ZyXEL Communications V660 Telephone User Manual


 
Appendix B Wireless LANs
V660 User’s Guide
174
Encryption
Both WPA and WPA2 improve data encryption by using Temporal Key Integrity Protocol
(TKIP), Message Integrity Check (MIC) and IEEE 802.1x. WPA and WPA2 use Advanced
Encryption Standard (AES) in the Counter mode with Cipher block chaining Message
authentication code Protocol (CCMP) to offer stronger encryption than TKIP.
TKIP uses 128-bit keys that are dynamically generated and distributed by the authentication
server. AES (Advanced Encryption Standard) is a block cipher that uses a 256-bit
mathematical algorithm called Rijndael. They both include a per-packet key mixing function,
a Message Integrity Check (MIC) named Michael, an extended initialization vector (IV) with
sequencing rules, and a re-keying mechanism.

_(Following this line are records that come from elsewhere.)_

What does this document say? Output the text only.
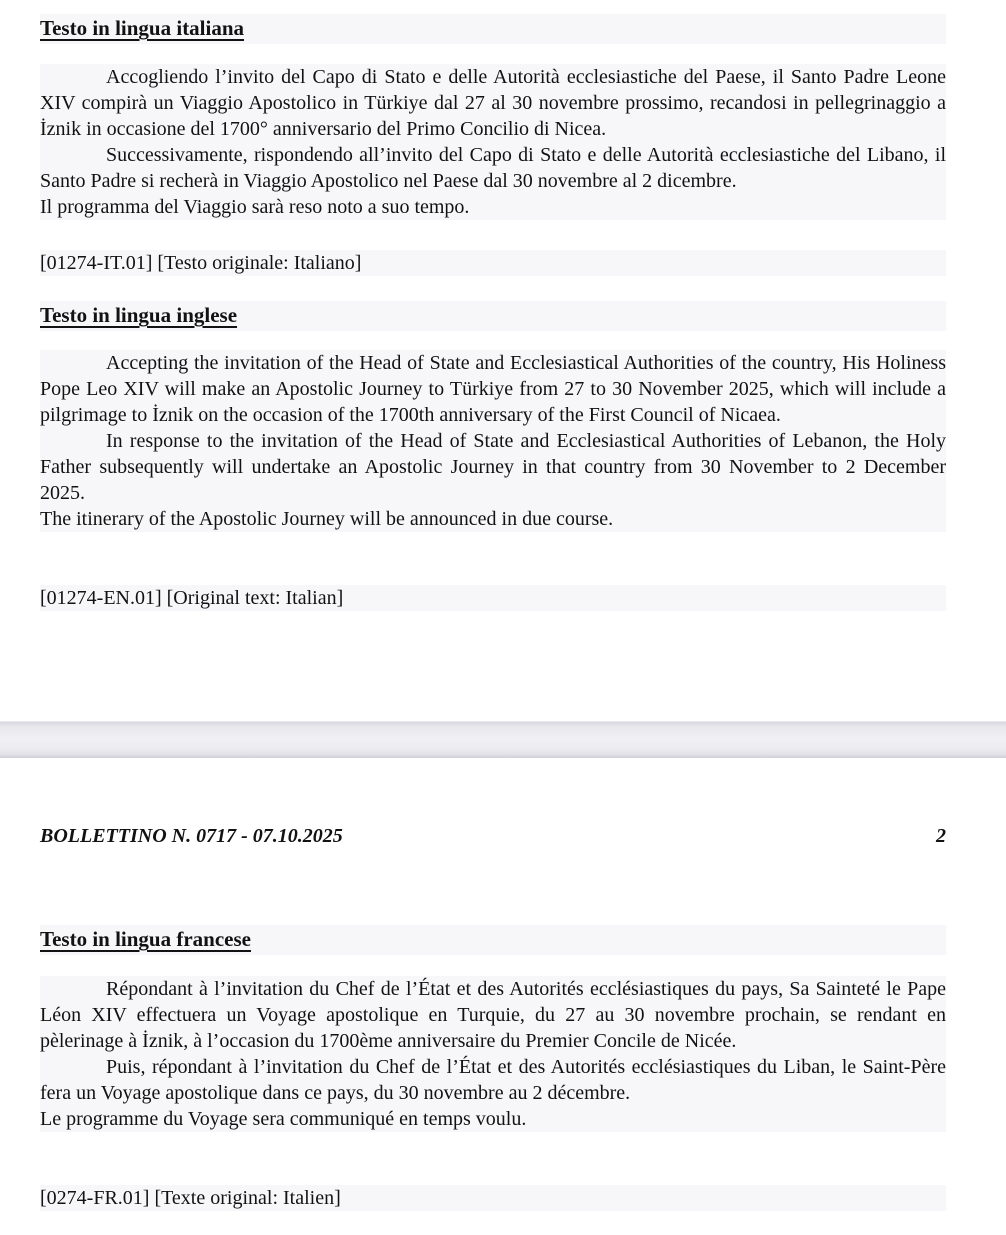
Testo in lingua italiana

Accogliendo l’invito del Capo di Stato e delle Autorità ecclesiastiche del Paese, il Santo Padre Leone XIV compirà un Viaggio Apostolico in Türkiye dal 27 al 30 novembre prossimo, recandosi in pellegrinaggio a İznik in occasione del 1700° anniversario del Primo Concilio di Nicea.

Successivamente, rispondendo all’invito del Capo di Stato e delle Autorità ecclesiastiche del Libano, il Santo Padre si recherà in Viaggio Apostolico nel Paese dal 30 novembre al 2 dicembre.

Il programma del Viaggio sarà reso noto a suo tempo.

[01274-IT.01] [Testo originale: Italiano]
Testo in lingua inglese

Accepting the invitation of the Head of State and Ecclesiastical Authorities of the country, His Holiness Pope Leo XIV will make an Apostolic Journey to Türkiye from 27 to 30 November 2025, which will include a pilgrimage to İznik on the occasion of the 1700th anniversary of the First Council of Nicaea.

In response to the invitation of the Head of State and Ecclesiastical Authorities of Lebanon, the Holy Father subsequently will undertake an Apostolic Journey in that country from 30 November to 2 December 2025.

The itinerary of the Apostolic Journey will be announced in due course.

[01274-EN.01] [Original text: Italian]
BOLLETTINO N. 0717 - 07.10.2025	2
Testo in lingua francese

Répondant à l’invitation du Chef de l’État et des Autorités ecclésiastiques du pays, Sa Sainteté le Pape Léon XIV effectuera un Voyage apostolique en Turquie, du 27 au 30 novembre prochain, se rendant en pèlerinage à İznik, à l’occasion du 1700ème anniversaire du Premier Concile de Nicée.

Puis, répondant à l’invitation du Chef de l’État et des Autorités ecclésiastiques du Liban, le Saint-Père fera un Voyage apostolique dans ce pays, du 30 novembre au 2 décembre.

Le programme du Voyage sera communiqué en temps voulu.

[0274-FR.01] [Texte original: Italien]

WPA and WPA2 regularly change and rotate the encryption keys so that the same encryption
key is never used twice.
The RADIUS server distributes a Pairwise Master Key (PMK) key to the AP that then sets up
a key hierarchy and management system, using the PMK to dynamically generate unique data
encryption keys to encrypt every data packet that is wirelessly communicated between the AP
and the wireless clients. This all happens in the background automatically.
The Message Integrity Check (MIC) is designed to prevent an attacker from capturing data
packets, altering them and resending them. The MIC provides a strong mathematical function
in which the receiver and the transmitter each compute and then compare the MIC. If they do
not match, it is assumed that the data has been tampered with and the packet is dropped.
By generating unique data encryption keys for every data packet and by creating an integrity
checking mechanism (MIC), with TKIP and AES it is more difficult to decrypt data on a Wi-Fi
network than WEP and difficult for an intruder to break into the network.
The encryption mechanisms used for WPA(2) and WPA(2)-PSK are the same. The only
difference between the two is that WPA(2)-PSK uses a simple common password, instead of
user-specific credentials. The common-password approach makes WPA(2)-PSK susceptible to
brute-force password-guessing attacks but it’s still an improvement over WEP as it employs a
consistent, single, alphanumeric password to derive a PMK which is used to generate unique
temporal encryption keys. This prevent all wireless devices sharing the same encryption keys.
(a weakness of WEP)
User Authentication
WPA and WPA2 apply IEEE 802.1x and Extensible Authentication Protocol (EAP) to
authenticate wireless clients using an external RADIUS database. WPA2 reduces the number
of key exchange messages from six to four (CCMP 4-way handshake) and shortens the time
required to connect to a network. Other WPA2 authentication features that are different from
WPA include key caching and pre-authentication. These two features are optional and may not
be supported in all wireless devices.
Key caching allows a wireless client to store the PMK it derived through a successful
authentication with an AP. The wireless client uses the PMK when it tries to connect to the
same AP and does not need to go with the authentication process again.
Pre-authentication enables fast roaming by allowing the wireless client (already connecting to
an AP) to perform IEEE 802.1x authentication with another AP before connecting to it.